Friday, February 21, 2014
TIM IN THE LIGHT
"Tim in the Light"
8x8" oil on linen
I found the reference photo for this while going through those huge bags of old mail I've been whining about lately. I'd forgotten all about it. I was thrilled to see it. Planned another big portrait, another week or two of "time in the studio with Tim"...sounds like a PBS instruction show...however, apparently he was not havin it. I got the distinct impression that another large portrait wouldn't be a good idea. I "heard" the word obsessive and he doesn't want that, so I compromised and did a quick study which I'm very happy with.

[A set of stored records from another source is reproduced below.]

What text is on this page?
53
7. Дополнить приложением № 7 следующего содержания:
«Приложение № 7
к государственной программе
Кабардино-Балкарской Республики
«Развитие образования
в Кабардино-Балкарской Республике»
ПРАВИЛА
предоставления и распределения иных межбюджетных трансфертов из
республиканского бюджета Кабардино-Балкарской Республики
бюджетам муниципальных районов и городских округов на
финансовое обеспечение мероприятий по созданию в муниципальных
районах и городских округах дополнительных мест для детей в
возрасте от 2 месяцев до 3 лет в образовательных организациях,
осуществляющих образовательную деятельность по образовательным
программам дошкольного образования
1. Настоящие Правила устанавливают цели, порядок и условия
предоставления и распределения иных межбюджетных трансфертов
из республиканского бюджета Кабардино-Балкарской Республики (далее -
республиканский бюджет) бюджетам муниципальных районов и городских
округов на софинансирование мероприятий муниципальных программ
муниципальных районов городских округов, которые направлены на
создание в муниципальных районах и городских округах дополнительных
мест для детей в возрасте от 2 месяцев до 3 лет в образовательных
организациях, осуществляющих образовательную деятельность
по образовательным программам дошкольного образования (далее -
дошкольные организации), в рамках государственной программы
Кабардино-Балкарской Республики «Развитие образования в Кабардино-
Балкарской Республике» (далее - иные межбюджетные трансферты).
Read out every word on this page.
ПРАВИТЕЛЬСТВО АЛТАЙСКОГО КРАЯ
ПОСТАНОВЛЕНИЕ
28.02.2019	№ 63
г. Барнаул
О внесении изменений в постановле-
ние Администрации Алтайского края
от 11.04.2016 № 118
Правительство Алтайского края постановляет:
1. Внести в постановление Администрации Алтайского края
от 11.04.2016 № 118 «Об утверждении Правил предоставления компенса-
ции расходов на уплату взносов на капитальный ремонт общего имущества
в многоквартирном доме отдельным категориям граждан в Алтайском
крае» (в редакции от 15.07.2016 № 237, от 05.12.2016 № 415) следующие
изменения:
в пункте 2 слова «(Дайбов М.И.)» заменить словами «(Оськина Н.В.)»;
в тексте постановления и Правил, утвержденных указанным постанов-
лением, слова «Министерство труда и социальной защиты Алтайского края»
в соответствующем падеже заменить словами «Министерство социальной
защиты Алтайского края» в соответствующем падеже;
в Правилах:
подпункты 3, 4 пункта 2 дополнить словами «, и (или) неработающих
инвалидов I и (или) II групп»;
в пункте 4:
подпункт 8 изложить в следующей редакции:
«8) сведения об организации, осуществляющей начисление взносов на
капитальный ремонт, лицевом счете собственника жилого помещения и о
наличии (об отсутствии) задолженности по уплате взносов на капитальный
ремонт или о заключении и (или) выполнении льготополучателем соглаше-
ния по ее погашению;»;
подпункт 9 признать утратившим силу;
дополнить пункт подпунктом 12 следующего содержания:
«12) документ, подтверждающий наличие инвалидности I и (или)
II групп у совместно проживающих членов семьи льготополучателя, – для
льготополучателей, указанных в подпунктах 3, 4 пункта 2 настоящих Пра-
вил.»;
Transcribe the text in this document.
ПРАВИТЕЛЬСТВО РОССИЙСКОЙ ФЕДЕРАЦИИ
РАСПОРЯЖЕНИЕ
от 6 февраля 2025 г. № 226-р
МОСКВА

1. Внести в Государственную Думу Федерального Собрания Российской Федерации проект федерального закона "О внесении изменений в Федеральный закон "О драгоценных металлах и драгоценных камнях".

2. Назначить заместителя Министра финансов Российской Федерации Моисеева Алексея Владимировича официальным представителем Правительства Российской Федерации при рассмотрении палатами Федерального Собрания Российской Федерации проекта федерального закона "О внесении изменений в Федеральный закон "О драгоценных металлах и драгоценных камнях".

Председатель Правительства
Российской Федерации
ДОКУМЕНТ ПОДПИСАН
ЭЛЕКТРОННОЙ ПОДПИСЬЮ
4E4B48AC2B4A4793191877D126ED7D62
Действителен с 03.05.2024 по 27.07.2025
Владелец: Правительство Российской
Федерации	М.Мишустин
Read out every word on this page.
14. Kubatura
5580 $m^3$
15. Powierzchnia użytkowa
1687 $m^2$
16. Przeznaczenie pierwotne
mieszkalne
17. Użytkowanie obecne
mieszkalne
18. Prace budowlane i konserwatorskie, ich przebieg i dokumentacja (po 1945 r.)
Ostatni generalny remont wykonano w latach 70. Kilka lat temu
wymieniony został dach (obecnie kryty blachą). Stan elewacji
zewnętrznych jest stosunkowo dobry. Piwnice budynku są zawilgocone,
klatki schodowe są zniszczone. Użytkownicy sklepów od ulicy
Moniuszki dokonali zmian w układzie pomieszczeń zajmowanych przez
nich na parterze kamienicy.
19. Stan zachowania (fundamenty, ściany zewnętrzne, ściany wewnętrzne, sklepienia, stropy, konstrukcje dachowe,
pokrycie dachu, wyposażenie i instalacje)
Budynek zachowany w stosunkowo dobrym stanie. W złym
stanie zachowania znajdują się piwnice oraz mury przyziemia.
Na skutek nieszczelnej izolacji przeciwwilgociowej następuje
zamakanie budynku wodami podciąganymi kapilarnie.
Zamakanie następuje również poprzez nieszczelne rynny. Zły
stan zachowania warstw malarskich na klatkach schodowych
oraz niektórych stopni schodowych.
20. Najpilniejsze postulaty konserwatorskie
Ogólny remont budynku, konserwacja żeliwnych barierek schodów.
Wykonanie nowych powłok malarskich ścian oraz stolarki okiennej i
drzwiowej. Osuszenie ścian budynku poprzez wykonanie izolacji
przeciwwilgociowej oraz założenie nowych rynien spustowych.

Keeping in mind his opinion that I "overwork" my paintings, I decided I would follow his line of thought while working on this. "Don't linger over a specific area!; don't paint a continuous color anywhere, break it up!; that area is DONE! do not touch it!; Dash in the color!"
I think he's so pleased with himself right now. I can just hear him..."See!! I told you!"

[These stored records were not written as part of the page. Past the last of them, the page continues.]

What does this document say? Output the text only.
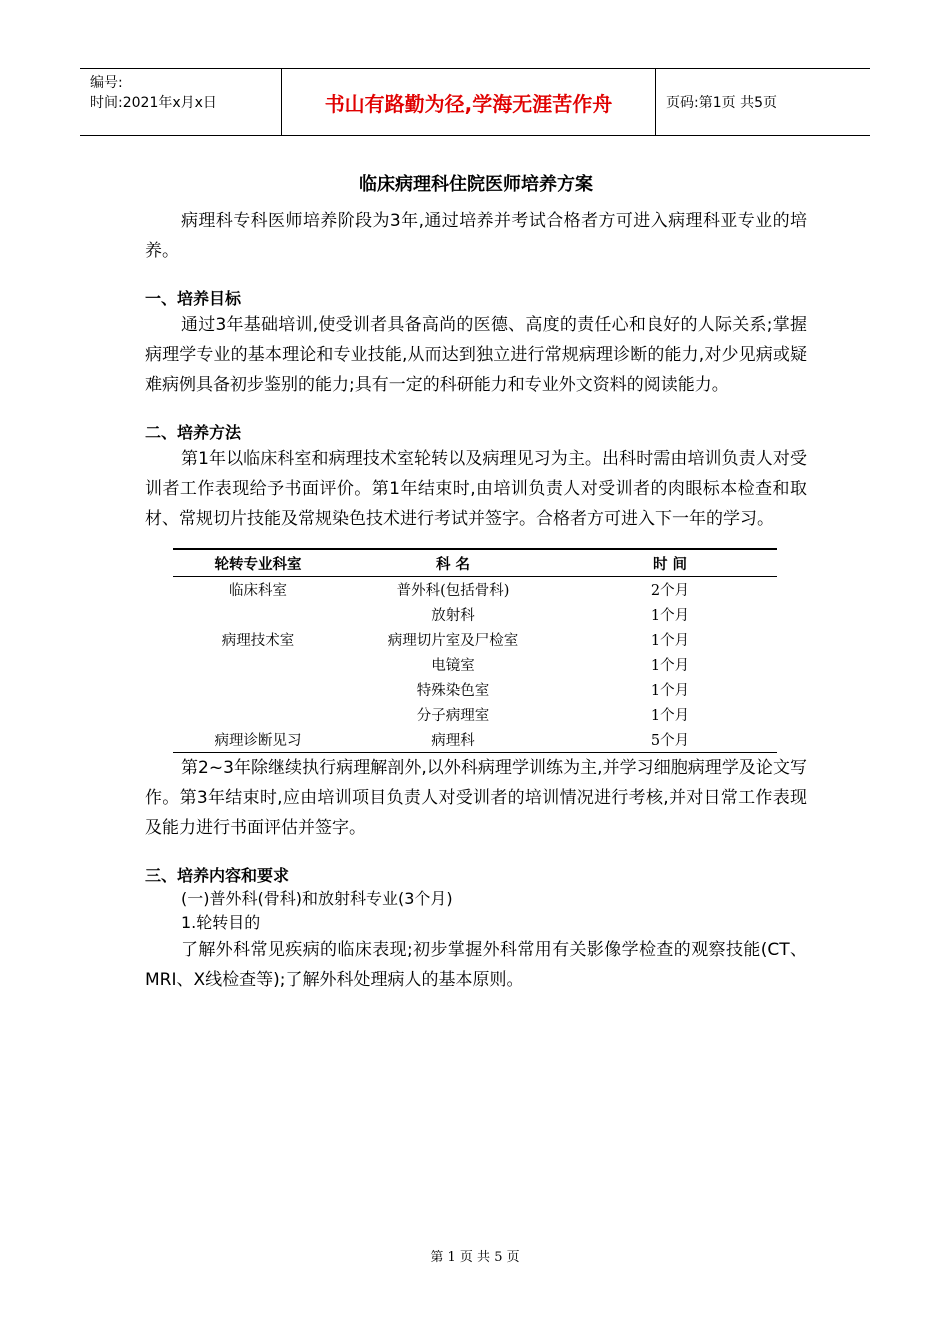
编号:
时间:2021年x月x日	书山有路勤为径,学海无涯苦作舟	页码:第1页 共5页
临床病理科住院医师培养方案

病理科专科医师培养阶段为3年,通过培养并考试合格者方可进入病理科亚专业的培养。

一、培养目标

通过3年基础培训,使受训者具备高尚的医德、高度的责任心和良好的人际关系;掌握病理学专业的基本理论和专业技能,从而达到独立进行常规病理诊断的能力,对少见病或疑难病例具备初步鉴别的能力;具有一定的科研能力和专业外文资料的阅读能力。

二、培养方法

第1年以临床科室和病理技术室轮转以及病理见习为主。出科时需由培训负责人对受训者工作表现给予书面评价。第1年结束时,由培训负责人对受训者的肉眼标本检查和取材、常规切片技能及常规染色技术进行考试并签字。合格者方可进入下一年的学习。

轮转专业科室	科 名	时 间
临床科室	普外科(包括骨科)	2个月
	放射科	1个月
病理技术室	病理切片室及尸检室	1个月
	电镜室	1个月
	特殊染色室	1个月
	分子病理室	1个月
病理诊断见习	病理科	5个月

第2~3年除继续执行病理解剖外,以外科病理学训练为主,并学习细胞病理学及论文写作。第3年结束时,应由培训项目负责人对受训者的培训情况进行考核,并对日常工作表现及能力进行书面评估并签字。

三、培养内容和要求
(一)普外科(骨科)和放射科专业(3个月)
1.轮转目的

了解外科常见疾病的临床表现;初步掌握外科常用有关影像学检查的观察技能(CT、MRI、X线检查等);了解外科处理病人的基本原则。

第 1 页 共 5 页
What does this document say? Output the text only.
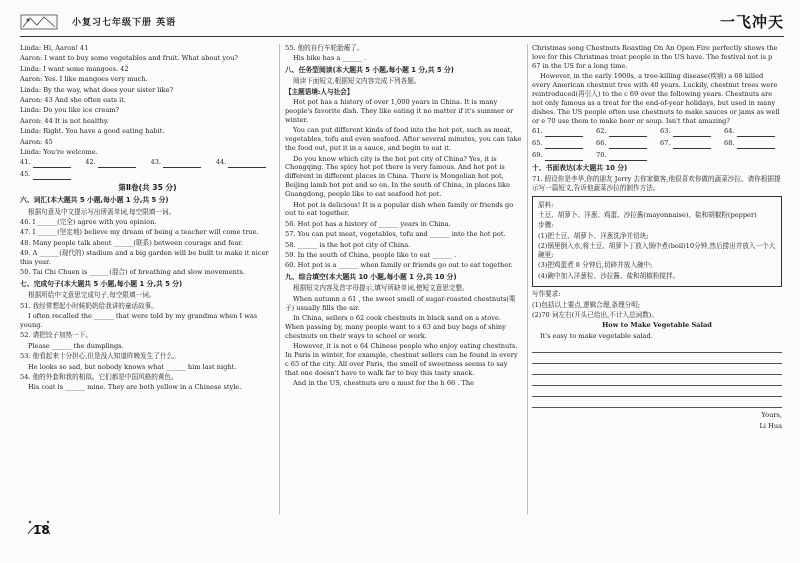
小复习七年级下册 英语	一飞冲天

Linda: Hi, Aaron! 41

Aaron: I want to buy some vegetables and fruit. What about you?

Linda: I want some mangoes. 42

Aaron: Yes. I like mangoes very much.

Linda: By the way, what does your sister like?

Aaron: 43 And she often eats it.

Linda: Do you like ice cream?

Aaron: 44 It is not healthy.

Linda: Right. You have a good eating habit.

Aaron: 45

Linda: You're welcome.

41.	42.	43.	44.
45.
第Ⅱ卷(共 35 分)
六、词汇(本大题共 5 小题,每小题 1 分,共 5 分)

根据句意及中文提示写出所需单词,每空限填一词。

46. I ______(完全) agree with you opinion.

47. I ______(坚定地) believe my dream of being a teacher will come true.

48. Many people talk about ______(联系) between courage and fear.

49. A ______(现代的) stadium and a big garden will be built to make it nicer this year.

50. Tai Chi Chuen is ______(混合) of breathing and slow movements.

七、完成句子(本大题共 5 小题,每小题 1 分,共 5 分)

根据所给中文意思完成句子,每空限填一词。

51. 我经常想起小时候奶奶给我讲的童话故事。

I often recalled the ______ that were told by my grandma when I was young.

52. 请把饺子加热一下。

Please ______ the dumplings.

53. 他看起来十分担心,但是没人知道昨晚发生了什么。

He looks so sad, but nobody knows what ______ him last night.

54. 他的外套和我的相似。它们都是中国风格的黄色。

His coat is ______ mine. They are both yellow in a Chinese style.

55. 他的自行车轮胎瘪了。

His bike has a ______ .

八、任务型阅读(本大题共 5 小题,每小题 1 分,共 5 分)

阅读下面短文,根据短文内容完成下列各题。

【主题语境:人与社会】

Hot pot has a history of over 1,000 years in China. It is many people's favorite dish. They like eating it no matter if it's summer or winter.

You can put different kinds of food into the hot pot, such as meat, vegetables, tofu and even seafood. After several minutes, you can take the food out, put it in a sauce, and begin to eat it.

Do you know which city is the hot pot city of China? Yes, it is Chongqing. The spicy hot pot there is very famous. And hot pot is different in different places in China. There is Mongolian hot pot, Beijing lamb hot pot and so on. In the south of China, in places like Guangdong, people like to eat seafood hot pot.

Hot pot is delicious! It is a popular dish when family or friends go out to eat together.

56. Hot pot has a history of ______ years in China.

57. You can put meat, vegetables, tofu and ______ into the hot pot.

58. ______ is the hot pot city of China.

59. In the south of China, people like to eat ______ .

60. Hot pot is a ______ when family or friends go out to eat together.

九、综合填空(本大题共 10 小题,每小题 1 分,共 10 分)

根据短文内容及首字母提示,填写所缺单词,使短文意思完整。

When autumn a 61 , the sweet smell of sugar-roasted chestnuts(栗子) usually fills the air.

In China, sellers o 62 cook chestnuts in black sand on a stove. When passing by, many people want to s 63 and buy bags of shiny chestnuts on their ways to school or work.

However, it is not o 64 Chinese people who enjoy eating chestnuts. In Paris in winter, for example, chestnut sellers can be found in every c 65 of the city. All over Paris, the smell of sweetness seems to say that one doesn't have to walk far to buy this tasty snack.

And in the US, chestnuts are a must for the h 66 . The

Christmas song Chestnuts Roasting On An Open Fire perfectly shows the love for this Christmas treat people in the US have. The festival not is p 67 in the US for a long time.

However, in the early 1900s, a tree-killing disease(疾病) a 68 killed every American chestnut tree with 40 years. Luckily, chestnut trees were reintroduced(再引入) to the c 69 over the following years. Chestnuts are not only famous as a treat for the end-of-year holidays, but used in many dishes. The US people often use chestnuts to make sauces or jams as well or e 70 use them to make beer or soup. Isn't that amazing?

61.	62.	63.	64.
65.	66.	67.	68.
69.	70.
十、书面表达(本大题共 10 分)

71. 假设你是李华,你的朋友 Jerry 去你家做客,他很喜欢你做的蔬菜沙拉。请你根据提示写一篇短文,告诉他蔬菜沙拉的制作方法。

原料:

土豆、胡萝卜、洋葱、鸡蛋、沙拉酱(mayonnaise)、盐和胡椒粉(pepper)

步骤:

(1)把土豆、胡萝卜、洋葱洗净并切块;

(2)锅里倒入水,将土豆、胡萝卜丁放入锅中煮(boil)10分钟,然后捞出并放入一个大碗里;

(3)把鸡蛋煮 8 分钟后,切碎并放入碗中;

(4)碗中加入洋葱粒、沙拉酱、盐和胡椒粉搅拌。

写作要求:

(1)包括以上要点,逻辑合理,条理分明;

(2)70 词左右(开头已给出,不计入总词数)。

How to Make Vegetable Salad

It's easy to make vegetable salad.

Yours,

Li Hua

18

The anniversary proper is February 23rd, however I "feel" as if the 3rd Thursday in February should be it. It just seems so impossible that one can go to sleep and just leave like that! But still, I understand now that it was his time and I am so very grateful he left with us snuggled lovingly around him.
Oddly enough my resident geek and good friend Jon came over yesterday...the 3rd Thursday in February...and asked if I was ready to read Tim's "vanity" page, which he has been holding for the last two years. Vanity page...a term, from the paper the three of us worked for, defining a page that appeared in the paper that is then subsequently printed out on glossy stock for framing. In this case the vanity page is his obituary.
It was surreal seeing our names with those words surrounding them. "Wife found him dead." "Died in his sleep." They can't possibly mean us! But, I must be getting better. I read it and was able to distance myself from feeling left behind, abandoned.
Not gonna front though. I dove headlong into the pity pot for a nice extended stay earlier this week and haven't come up for air yet, but it is getting tired. And he's done so very much to keep in touch, it's just mind boggling. I won't go in to detail as I feel uncomfortable sharing it all now for some reason. It's basically for me so I'll know he's with me. I feel as I share every detail, I'm just trying to convince everyone of what I know to be a fact. Suffice it so say he's left little room for doubt...and yet, I still do, but that's normal.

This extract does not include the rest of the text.